Nessas áreas, o cenário é de calor acima da média e pouca precipitação ao longo desta e da próxima semana, caracterizando um período de veranico, com risco de estresse térmico e hídrico para as lavouras em desenvolvimento.

Sul do Brasil: tempo seco no início e retorno da chuva no fim da semana

No Sul do país, a semana começa com a atuação do ar seco sobre o Rio Grande do Sul e parte de Santa Catarina. No entanto, entre quinta e sexta-feira, novas instabilidades avançam pela região, trazendo chuvas de moderada a forte intensidade para grande parte do interior sulista.

Impactos por cultura

Café

As instabilidades avançam desde esta segunda-feira sobre áreas produtoras do Paraná, São Paulo e sul e Triângulo Mineiro, com volumes entre 30 e 50 mm até quarta-feira. Entre quinta e sexta, as chuvas perdem intensidade, mas uma nova frente fria reforça as precipitações no Sudeste durante o final de semana.
Já no norte de Minas, Espírito Santo e Bahia, o tempo segue seco e muito quente, elevando o risco de estresse nas lavouras.

Soja

O aumento das chuvas beneficia áreas produtoras entre o Paraná, São Paulo, centro-sul de Minas Gerais, norte de Mato Grosso do Sul, sul de Goiás e interior de Mato Grosso.
Os volumes entre 30 e 60 mm até quarta-feira ajudam a recompor a umidade do solo, especialmente em regiões que vinham enfrentando déficit hídrico. No Matopiba e extremo sul do país, a previsão segue com pouca chuva.

Milho

As chuvas no centro-sul favorecem o aumento da umidade do solo, condição importante para a instalação do milho segunda safra, que começa em breve.
Os acumulados de 30 a 60 mm são esperados em áreas do Paraná, São Paulo, centro-sul de Minas, norte de MS, sul de Goiás e Mato Grosso.
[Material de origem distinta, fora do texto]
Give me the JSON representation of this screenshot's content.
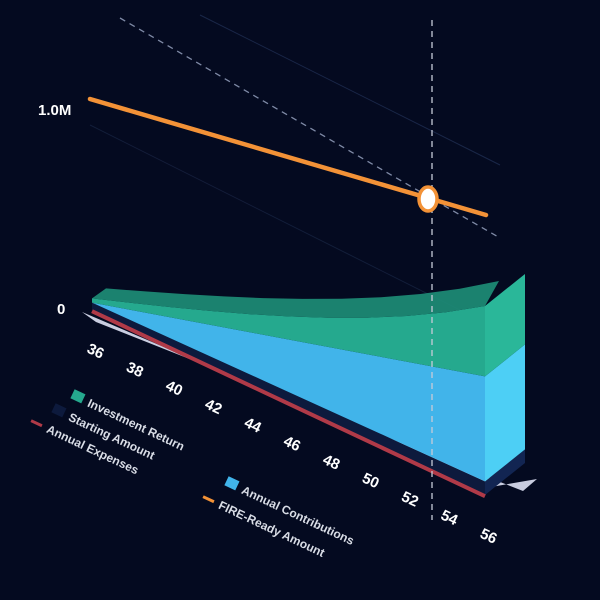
{
  "chart_data": {
    "type": "area",
    "x": [
      36,
      38,
      40,
      42,
      44,
      46,
      48,
      50,
      52,
      54,
      56
    ],
    "x_tick_labels": [
      "36",
      "38",
      "40",
      "42",
      "44",
      "46",
      "48",
      "50",
      "52",
      "54",
      "56"
    ],
    "y_tick_labels": [
      "0",
      "1.0M"
    ],
    "ylim": [
      0,
      1000000
    ],
    "series": [
      {
        "name": "Starting Amount",
        "kind": "stacked-area",
        "color": "#0d1a3d",
        "values": [
          35000,
          38000,
          41000,
          44000,
          47000,
          50000,
          53000,
          56000,
          59000,
          62000,
          65000
        ]
      },
      {
        "name": "Annual Contributions",
        "kind": "stacked-area",
        "color": "#41b4ea",
        "values": [
          0,
          50000,
          100000,
          150000,
          200000,
          250000,
          300000,
          350000,
          400000,
          450000,
          500000
        ]
      },
      {
        "name": "Investment Return",
        "kind": "stacked-area",
        "color": "#25a98e",
        "values": [
          20000,
          34000,
          49000,
          66000,
          86000,
          110000,
          139000,
          174000,
          217000,
          270000,
          335000
        ]
      },
      {
        "name": "Annual Expenses",
        "kind": "line",
        "color": "#b03a48",
        "values": [
          4000,
          4000,
          4000,
          4000,
          4000,
          4000,
          4000,
          4000,
          4000,
          4000,
          4000
        ]
      },
      {
        "name": "FIRE-Ready Amount",
        "kind": "line",
        "color": "#f39237",
        "values": [
          1000000,
          970000,
          940000,
          910000,
          880000,
          850000,
          820000,
          790000,
          760000,
          730000,
          700000
        ]
      }
    ],
    "highlight_x": 54.4,
    "legend_position": "bottom-left",
    "grid": false
  },
  "legend": [
    {
      "label": "Investment Return",
      "color": "#25a98e"
    },
    {
      "label": "Starting Amount",
      "color": "#0d1a3d"
    },
    {
      "label": "Annual Expenses",
      "color": "#b03a48"
    },
    {
      "label": "Annual Contributions",
      "color": "#41b4ea"
    },
    {
      "label": "FIRE-Ready Amount",
      "color": "#f39237"
    }
  ]
}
Já no norte de Minas, norte de Goiás e Matopiba, o tempo segue seco.

Cana-de-açúcar

As precipitações desta semana contribuem para o desenvolvimento dos canaviais, especialmente entre o norte de Mato Grosso do Sul, sul de Goiás e Triângulo Mineiro, regiões que vinham registrando irregularidade na disponibilidade de água no solo. Os volumes podem chegar a 60 mm até quarta-feira.

Algodão

As chuvas beneficiam lavouras entre o Sudeste e Centro-Oeste, com destaque para Mato Grosso do Sul, onde havia déficit de umidade.
Por outro lado, o oeste da Bahia segue sob alerta, com períodos prolongados de calor intenso e pouca chuva, elevando o risco de estresse térmico nos próximos 15 dias.